The sirens in your blood-starved head were wailing.

14.

When it was clear the money had run out,
quite willessly you fell upon your sword,
refusing Laesix that your doctor ordered
and losing him for that. For one coquette
moment you tried to call a quick about
face, change your mind. Nurses were guarded—
it was too late now for that. You looked bored
and drifted back to sleep.

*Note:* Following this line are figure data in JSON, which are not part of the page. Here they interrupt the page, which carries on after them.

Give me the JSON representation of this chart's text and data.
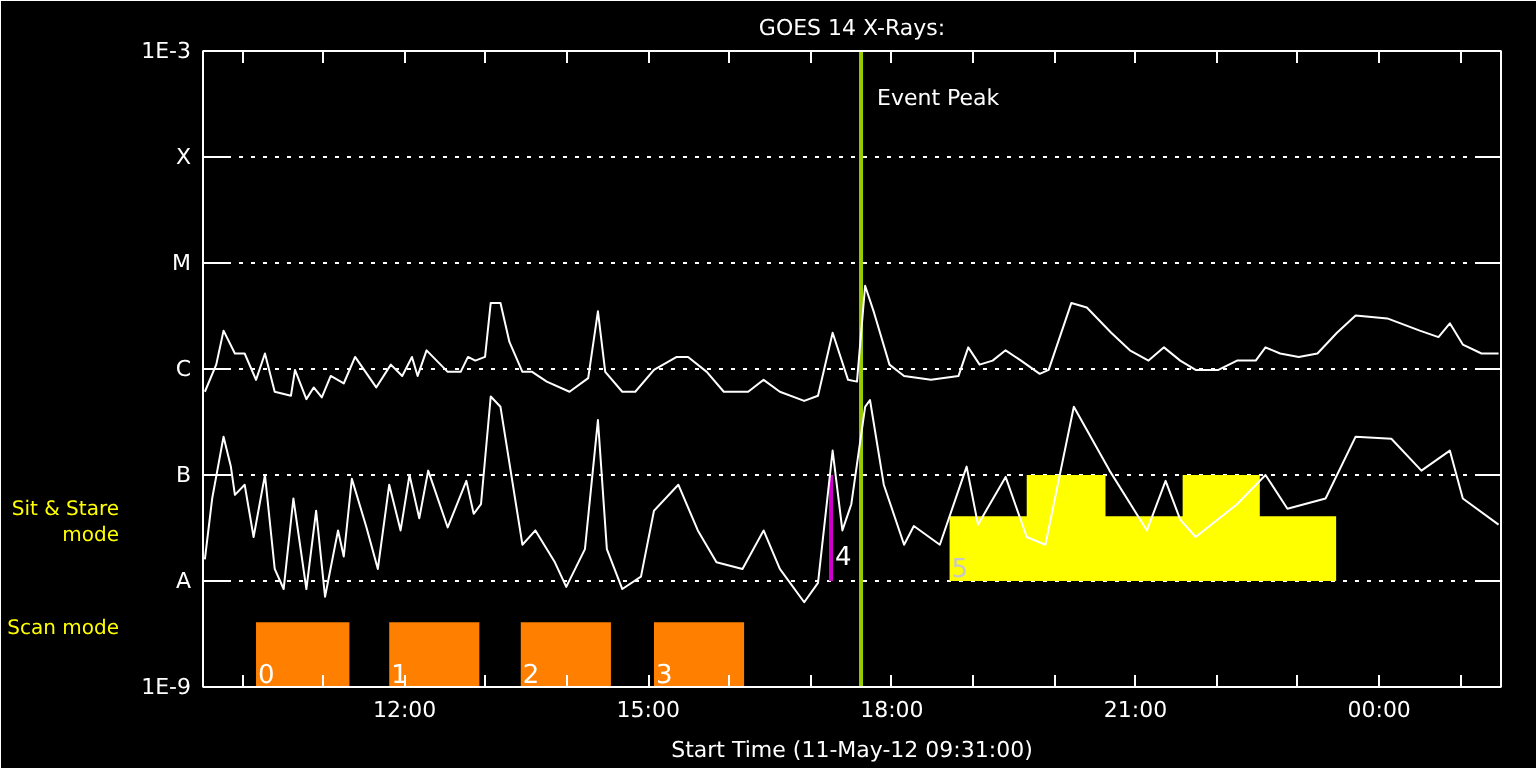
{
  "chart_data": {
    "type": "line",
    "title": "GOES 14 X-Rays:",
    "xlabel": "Start Time (11-May-12 09:31:00)",
    "log": "y",
    "grid": "y",
    "line_style": "solid",
    "xlim": [
      9.517,
      25.5
    ],
    "xticks": [
      {
        "value": 10,
        "label": null
      },
      {
        "value": 11,
        "label": null
      },
      {
        "value": 12,
        "label": "12:00"
      },
      {
        "value": 13,
        "label": null
      },
      {
        "value": 14,
        "label": null
      },
      {
        "value": 15,
        "label": "15:00"
      },
      {
        "value": 16,
        "label": null
      },
      {
        "value": 17,
        "label": null
      },
      {
        "value": 18,
        "label": "18:00"
      },
      {
        "value": 19,
        "label": null
      },
      {
        "value": 20,
        "label": null
      },
      {
        "value": 21,
        "label": "21:00"
      },
      {
        "value": 22,
        "label": null
      },
      {
        "value": 23,
        "label": null
      },
      {
        "value": 24,
        "label": "00:00"
      },
      {
        "value": 25,
        "label": null
      }
    ],
    "ylim": [
      1e-09,
      0.001
    ],
    "yticks": [
      {
        "value": 1e-09,
        "label": "1E-9"
      },
      {
        "value": 1e-08,
        "label": "A"
      },
      {
        "value": 1e-07,
        "label": "B"
      },
      {
        "value": 1e-06,
        "label": "C"
      },
      {
        "value": 1e-05,
        "label": "M"
      },
      {
        "value": 0.0001,
        "label": "X"
      },
      {
        "value": 0.001,
        "label": "1E-3"
      }
    ],
    "series": [
      {
        "color": "#ffffff",
        "x": [
          9.54,
          9.68,
          9.77,
          9.91,
          10.03,
          10.17,
          10.28,
          10.4,
          10.6,
          10.65,
          10.79,
          10.88,
          10.98,
          11.09,
          11.25,
          11.39,
          11.65,
          11.83,
          11.97,
          12.09,
          12.16,
          12.27,
          12.53,
          12.69,
          12.78,
          12.87,
          12.99,
          13.06,
          13.18,
          13.29,
          13.45,
          13.57,
          13.75,
          14.03,
          14.26,
          14.38,
          14.47,
          14.68,
          14.84,
          15.07,
          15.35,
          15.49,
          15.72,
          15.93,
          16.23,
          16.42,
          16.62,
          16.92,
          17.09,
          17.27,
          17.46,
          17.57,
          17.67,
          17.78,
          17.97,
          18.15,
          18.48,
          18.82,
          18.94,
          19.08,
          19.24,
          19.4,
          19.59,
          19.82,
          19.93,
          20.21,
          20.4,
          20.7,
          20.93,
          21.16,
          21.35,
          21.55,
          21.74,
          22.02,
          22.25,
          22.48,
          22.6,
          22.78,
          23.01,
          23.24,
          23.48,
          23.71,
          24.1,
          24.5,
          24.73,
          24.87,
          25.03,
          25.26,
          25.47
        ],
        "values": [
          6.1e-07,
          1.1e-06,
          2.3e-06,
          1.4e-06,
          1.4e-06,
          7.9e-07,
          1.4e-06,
          6.1e-07,
          5.6e-07,
          9.8e-07,
          5.2e-07,
          6.7e-07,
          5.4e-07,
          8.6e-07,
          7.3e-07,
          1.3e-06,
          6.7e-07,
          1.1e-06,
          8.6e-07,
          1.3e-06,
          8.6e-07,
          1.5e-06,
          9.4e-07,
          9.4e-07,
          1.3e-06,
          1.2e-06,
          1.3e-06,
          4.2e-06,
          4.2e-06,
          1.8e-06,
          9.4e-07,
          9.4e-07,
          7.6e-07,
          6.1e-07,
          8.2e-07,
          3.5e-06,
          9.4e-07,
          6.1e-07,
          6.1e-07,
          9.8e-07,
          1.3e-06,
          1.3e-06,
          9.4e-07,
          6.1e-07,
          6.1e-07,
          7.9e-07,
          6.1e-07,
          5e-07,
          5.6e-07,
          2.2e-06,
          7.9e-07,
          7.6e-07,
          6.1e-06,
          3.4e-06,
          1.1e-06,
          8.6e-07,
          7.9e-07,
          8.6e-07,
          1.6e-06,
          1.1e-06,
          1.2e-06,
          1.5e-06,
          1.2e-06,
          9e-07,
          9.8e-07,
          4.2e-06,
          3.8e-06,
          2.2e-06,
          1.5e-06,
          1.2e-06,
          1.6e-06,
          1.2e-06,
          9.8e-07,
          9.8e-07,
          1.2e-06,
          1.2e-06,
          1.6e-06,
          1.4e-06,
          1.3e-06,
          1.4e-06,
          2.2e-06,
          3.2e-06,
          3e-06,
          2.3e-06,
          2e-06,
          2.7e-06,
          1.7e-06,
          1.4e-06,
          1.4e-06
        ]
      },
      {
        "color": "#ffffff",
        "x": [
          9.54,
          9.63,
          9.77,
          9.86,
          9.91,
          10.03,
          10.14,
          10.28,
          10.4,
          10.51,
          10.63,
          10.79,
          10.91,
          11.02,
          11.18,
          11.25,
          11.35,
          11.53,
          11.67,
          11.81,
          11.95,
          12.06,
          12.18,
          12.29,
          12.53,
          12.76,
          12.85,
          12.94,
          13.06,
          13.18,
          13.45,
          13.61,
          13.85,
          13.99,
          14.22,
          14.38,
          14.49,
          14.68,
          14.91,
          15.07,
          15.37,
          15.61,
          15.84,
          16.16,
          16.42,
          16.62,
          16.92,
          17.09,
          17.27,
          17.39,
          17.5,
          17.67,
          17.73,
          17.9,
          18.15,
          18.27,
          18.59,
          18.92,
          19.06,
          19.4,
          19.66,
          19.89,
          20.24,
          20.68,
          21.14,
          21.37,
          21.55,
          21.74,
          22.25,
          22.6,
          22.87,
          23.34,
          23.71,
          24.15,
          24.52,
          24.87,
          25.03,
          25.47
        ],
        "values": [
          1.6e-08,
          6e-08,
          2.3e-07,
          1.2e-07,
          6.5e-08,
          8.1e-08,
          2.6e-08,
          1e-07,
          1.3e-08,
          8.4e-09,
          6e-08,
          8.4e-09,
          4.6e-08,
          7.1e-09,
          3e-08,
          1.7e-08,
          9.2e-08,
          3.2e-08,
          1.3e-08,
          8.1e-08,
          3e-08,
          1e-07,
          3.9e-08,
          1.1e-07,
          3.2e-08,
          8.8e-08,
          4.3e-08,
          5.3e-08,
          5.5e-07,
          4.4e-07,
          2.2e-08,
          3e-08,
          1.5e-08,
          8.8e-09,
          2e-08,
          3.3e-07,
          2e-08,
          8.4e-09,
          1.1e-08,
          4.6e-08,
          8.1e-08,
          3e-08,
          1.5e-08,
          1.3e-08,
          3e-08,
          1.3e-08,
          6.3e-09,
          9.6e-09,
          1.7e-07,
          3e-08,
          5.3e-08,
          4.4e-07,
          5.1e-07,
          8.1e-08,
          2.2e-08,
          3.3e-08,
          2.2e-08,
          1.2e-07,
          3.4e-08,
          9.6e-08,
          2.6e-08,
          2.2e-08,
          4.4e-07,
          1.1e-07,
          3e-08,
          8.8e-08,
          3.8e-08,
          2.6e-08,
          5.3e-08,
          1e-07,
          4.8e-08,
          6e-08,
          2.3e-07,
          2.2e-07,
          1.1e-07,
          1.7e-07,
          6e-08,
          3.4e-08
        ]
      }
    ],
    "bands": [
      {
        "axis": "x",
        "from": 10.17,
        "to": 11.32,
        "label": "0",
        "color": "#ff8000"
      },
      {
        "axis": "x",
        "from": 11.81,
        "to": 12.92,
        "label": "1",
        "color": "#ff8000"
      },
      {
        "axis": "x",
        "from": 13.43,
        "to": 14.54,
        "label": "2",
        "color": "#ff8000"
      },
      {
        "axis": "x",
        "from": 15.07,
        "to": 16.18,
        "label": "3",
        "color": "#ff8000"
      },
      {
        "axis": "x",
        "from": 18.71,
        "to": 23.47,
        "label": "5",
        "color": "#ffff00"
      },
      {
        "axis": "x",
        "from": 19.66,
        "to": 20.63,
        "color": "#ffff00"
      },
      {
        "axis": "x",
        "from": 21.58,
        "to": 22.53,
        "color": "#ffff00"
      }
    ],
    "ref_lines": [
      {
        "axis": "x",
        "value": 17.62,
        "label": "Event Peak",
        "color": "#99cc00"
      },
      {
        "axis": "x",
        "value": 17.25,
        "color": "#cc00cc"
      }
    ],
    "annotations": [
      "Scan mode",
      "Sit & Stare mode",
      "4"
    ]
  }
}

And that was that.
You new friend-cosmetician held your hand.
Another startled as she entered your room
and one bright blue eye held her in its death-chill.
There was no code blue or shenanigans.
You’d become bride to yet another groom.
The angry child kicking in your head lay still.

15.

Your portraits we brought home filled several boxes—
from Shirley Temple days to the young Hepburn,
your slightly cocked head and cocked eyebrow turn
the gaze inward, despite the outward glances
at the demanding camera. Long eyelashes
veil the quick bright eye. Something flickers and burns
and smolders out. A certain porcelain
veneer distracts us from your beauty’s darkness.
What you held dearest was your inner kingdom.
In most all of the portraits, that shows up.
None of them hold the look I cherish—
that devil-may-care, slightly-over-the-top,
what-the-hell grin. That wink. It all said come
dance, little broody boy, it’s all there is.